Henry was from Clady, and he and his brother Thaddeaus (known as Teady) had decided that Henry would go to Belfast and set up business there – the Clady McErlean business having been operating since the 1700s. Our Clady cousins have called us the Belfast McErleans ever since.

Henry built the house and shop on the Glen Road in the late 1930s and had the foresight to put a good basement in below (now the downstairs public bar of the Glenowen). At first, I think it was used for storage but when the war came and rationing started, there was an opportunity to ‘import’ precious commodities like sugar and butter from Dublin.



When Henry passed, it was left to my uncle Deus and his mother to pick up the reins of the business. As some of those basic ingredients for bread were hard to get, it was clear that an opportunity for baking bread was there and after the war, the basement became a small bakery. My dad was sent to Glasgow to serve his apprenticeship as a baker when he was 17 and he worked for McErlean’s bakeries for most of his life after that.

By the mid-sixties uncle Deus had moved the bakery to Arizona Street and eventually the house and shop became the Glenowen and his business really started to thrive. When I think about it now, I remember my dad going to Germany with my uncle Deus in the early 80s to buy ovens for the bakery, which was rebuilt and expanded with the new factory opening around 1985, according to my cousin, Peter.

Not many were investing capital and creating jobs in that era in west Belfast, but Uncle Deus was fearless. He was a proper entrepreneur, and my dad always admired him and had huge respect for him.

I have been thinking about all of that because last week, after 18 years, my business, MCE, was sold to the GB-based leader in our field, Cavendish. For our team and for our clients, the opportunities ahead are massive for Cavendish Ireland, as we are now known.

While we had many good things going on at MCE – great people, excellent long-term clients, and solid, annual returns -I’d say a crucial factor in the sale was Brexit and what’s happened to this place since. The bigger prize for Cavendish is Dublin and its strategy was to expand into Ireland by going to Dublin and have a foothold in the EU, in addition to its seven offices in GB. Until we came along, Belfast was only barely on the radar.

The truth is, the changed economic and political circumstances on this island (a bit like the opportunity for black-market goods from Dublin in the 1940s) created an opportunity for a Belfast business like ours to be more attractive to a UK business wanting to get a foothold in Ireland.

It was easier, and maybe less risky, to acquire a UK business in Belfast first, rather than go straight to Dublin. That’s not a political statement on any front, it’s just a fact, though it drives me nuts when I hear the likes of Jim Allister and others bleating about the Windsor Framework when opportunities for this economy and most importantly, the young people working in it, are literally right in front of us.
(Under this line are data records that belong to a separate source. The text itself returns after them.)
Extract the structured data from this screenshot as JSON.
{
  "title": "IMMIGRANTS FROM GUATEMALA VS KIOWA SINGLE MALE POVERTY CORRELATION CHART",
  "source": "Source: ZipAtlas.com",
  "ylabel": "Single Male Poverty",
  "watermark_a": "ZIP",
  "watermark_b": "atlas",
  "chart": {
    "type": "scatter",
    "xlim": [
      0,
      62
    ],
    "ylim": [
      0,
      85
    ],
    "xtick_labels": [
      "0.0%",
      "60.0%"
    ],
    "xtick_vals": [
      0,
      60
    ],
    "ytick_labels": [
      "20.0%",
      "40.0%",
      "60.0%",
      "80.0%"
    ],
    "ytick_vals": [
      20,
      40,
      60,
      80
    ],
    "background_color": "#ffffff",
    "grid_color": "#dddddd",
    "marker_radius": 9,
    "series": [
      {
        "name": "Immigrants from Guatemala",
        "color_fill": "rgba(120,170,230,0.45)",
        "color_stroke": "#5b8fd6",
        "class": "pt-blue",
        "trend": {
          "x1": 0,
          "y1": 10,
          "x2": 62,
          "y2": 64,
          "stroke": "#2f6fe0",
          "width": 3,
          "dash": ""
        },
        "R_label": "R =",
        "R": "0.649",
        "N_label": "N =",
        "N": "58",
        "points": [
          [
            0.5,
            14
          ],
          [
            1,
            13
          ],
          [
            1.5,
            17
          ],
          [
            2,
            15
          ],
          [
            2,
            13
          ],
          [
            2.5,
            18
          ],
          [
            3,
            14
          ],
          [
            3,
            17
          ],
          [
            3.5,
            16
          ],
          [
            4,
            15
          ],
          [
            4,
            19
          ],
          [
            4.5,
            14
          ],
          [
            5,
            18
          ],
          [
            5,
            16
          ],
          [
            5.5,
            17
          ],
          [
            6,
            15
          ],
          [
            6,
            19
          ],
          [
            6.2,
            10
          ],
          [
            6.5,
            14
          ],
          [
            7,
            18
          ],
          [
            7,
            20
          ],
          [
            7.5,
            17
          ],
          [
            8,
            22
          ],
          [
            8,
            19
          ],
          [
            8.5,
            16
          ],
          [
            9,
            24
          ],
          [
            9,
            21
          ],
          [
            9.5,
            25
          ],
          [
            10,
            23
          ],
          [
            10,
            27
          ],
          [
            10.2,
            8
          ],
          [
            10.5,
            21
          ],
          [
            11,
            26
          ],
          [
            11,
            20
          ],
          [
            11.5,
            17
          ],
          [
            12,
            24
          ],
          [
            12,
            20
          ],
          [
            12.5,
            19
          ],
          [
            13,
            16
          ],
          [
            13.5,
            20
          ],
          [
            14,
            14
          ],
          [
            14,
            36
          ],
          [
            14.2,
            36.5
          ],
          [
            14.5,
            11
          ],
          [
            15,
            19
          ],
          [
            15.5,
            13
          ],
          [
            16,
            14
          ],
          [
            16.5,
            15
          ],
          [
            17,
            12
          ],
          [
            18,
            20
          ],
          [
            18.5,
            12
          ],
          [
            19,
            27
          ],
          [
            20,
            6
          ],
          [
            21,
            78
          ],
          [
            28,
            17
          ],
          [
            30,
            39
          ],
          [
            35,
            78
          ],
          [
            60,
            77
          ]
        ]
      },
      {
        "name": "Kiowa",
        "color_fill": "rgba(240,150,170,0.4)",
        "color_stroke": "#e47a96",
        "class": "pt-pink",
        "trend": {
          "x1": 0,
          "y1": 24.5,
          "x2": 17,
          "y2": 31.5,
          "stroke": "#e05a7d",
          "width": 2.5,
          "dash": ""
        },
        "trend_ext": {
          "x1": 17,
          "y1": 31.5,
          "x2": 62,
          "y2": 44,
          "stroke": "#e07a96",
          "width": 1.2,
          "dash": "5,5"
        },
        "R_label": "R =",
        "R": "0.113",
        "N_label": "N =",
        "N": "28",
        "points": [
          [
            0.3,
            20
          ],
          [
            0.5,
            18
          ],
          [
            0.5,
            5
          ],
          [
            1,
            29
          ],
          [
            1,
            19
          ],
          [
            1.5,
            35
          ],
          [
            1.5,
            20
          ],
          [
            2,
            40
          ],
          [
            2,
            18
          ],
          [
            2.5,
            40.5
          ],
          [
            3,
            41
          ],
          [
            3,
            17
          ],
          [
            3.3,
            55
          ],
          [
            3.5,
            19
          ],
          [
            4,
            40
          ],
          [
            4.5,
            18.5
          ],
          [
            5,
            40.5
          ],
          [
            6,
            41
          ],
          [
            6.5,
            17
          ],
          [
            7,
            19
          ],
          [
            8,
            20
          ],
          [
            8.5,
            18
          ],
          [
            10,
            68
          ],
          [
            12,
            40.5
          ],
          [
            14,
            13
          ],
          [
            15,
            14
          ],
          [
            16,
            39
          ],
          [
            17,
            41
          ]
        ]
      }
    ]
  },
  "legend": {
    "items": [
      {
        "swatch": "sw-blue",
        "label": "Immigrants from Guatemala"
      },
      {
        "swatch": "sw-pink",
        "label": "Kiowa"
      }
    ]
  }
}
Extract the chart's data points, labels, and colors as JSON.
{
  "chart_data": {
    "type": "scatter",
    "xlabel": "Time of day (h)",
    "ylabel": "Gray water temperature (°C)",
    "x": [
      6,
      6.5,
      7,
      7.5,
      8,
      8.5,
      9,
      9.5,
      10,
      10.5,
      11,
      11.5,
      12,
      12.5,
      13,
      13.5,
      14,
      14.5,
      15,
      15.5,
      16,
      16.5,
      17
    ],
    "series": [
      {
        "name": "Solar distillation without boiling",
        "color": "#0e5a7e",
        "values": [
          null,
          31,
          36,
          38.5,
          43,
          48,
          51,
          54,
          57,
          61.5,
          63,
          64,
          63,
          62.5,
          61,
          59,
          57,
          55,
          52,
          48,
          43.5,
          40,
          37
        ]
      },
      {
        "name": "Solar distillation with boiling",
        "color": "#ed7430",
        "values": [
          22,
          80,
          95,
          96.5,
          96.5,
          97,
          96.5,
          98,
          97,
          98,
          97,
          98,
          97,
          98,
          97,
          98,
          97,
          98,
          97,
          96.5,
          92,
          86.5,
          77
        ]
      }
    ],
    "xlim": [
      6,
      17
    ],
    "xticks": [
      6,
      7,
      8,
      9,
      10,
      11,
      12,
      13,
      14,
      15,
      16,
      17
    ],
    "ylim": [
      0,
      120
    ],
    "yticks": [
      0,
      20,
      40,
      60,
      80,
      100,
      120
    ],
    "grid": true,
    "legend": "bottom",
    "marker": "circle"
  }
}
My younger staff, who come from right across the community here, now have career and life opportunities at Cavendish that I could never have provided for them as MCE.

Paul McErlean.
Paul McErlean. Paul McErlean.

When he was alive, I’m not sure my dad really understood what we did at MCE and I’m pretty sure my grandfather, Henry, and his uncle Deus, probably would have had a chuckle at it all, but I do think the concept of using the macroeconomic and political circumstances of the day to advance in business would have appealed to them and I’m very proud of that.

And I am extremely grateful to all of the staff, clients, family, friends, advisors and my new colleagues in Cavendish who have helped me along the way. I am really looking forward to the months and years ahead at Cavendish Ireland.

  • Paul McErlean is managing director of Cavendish Ireland.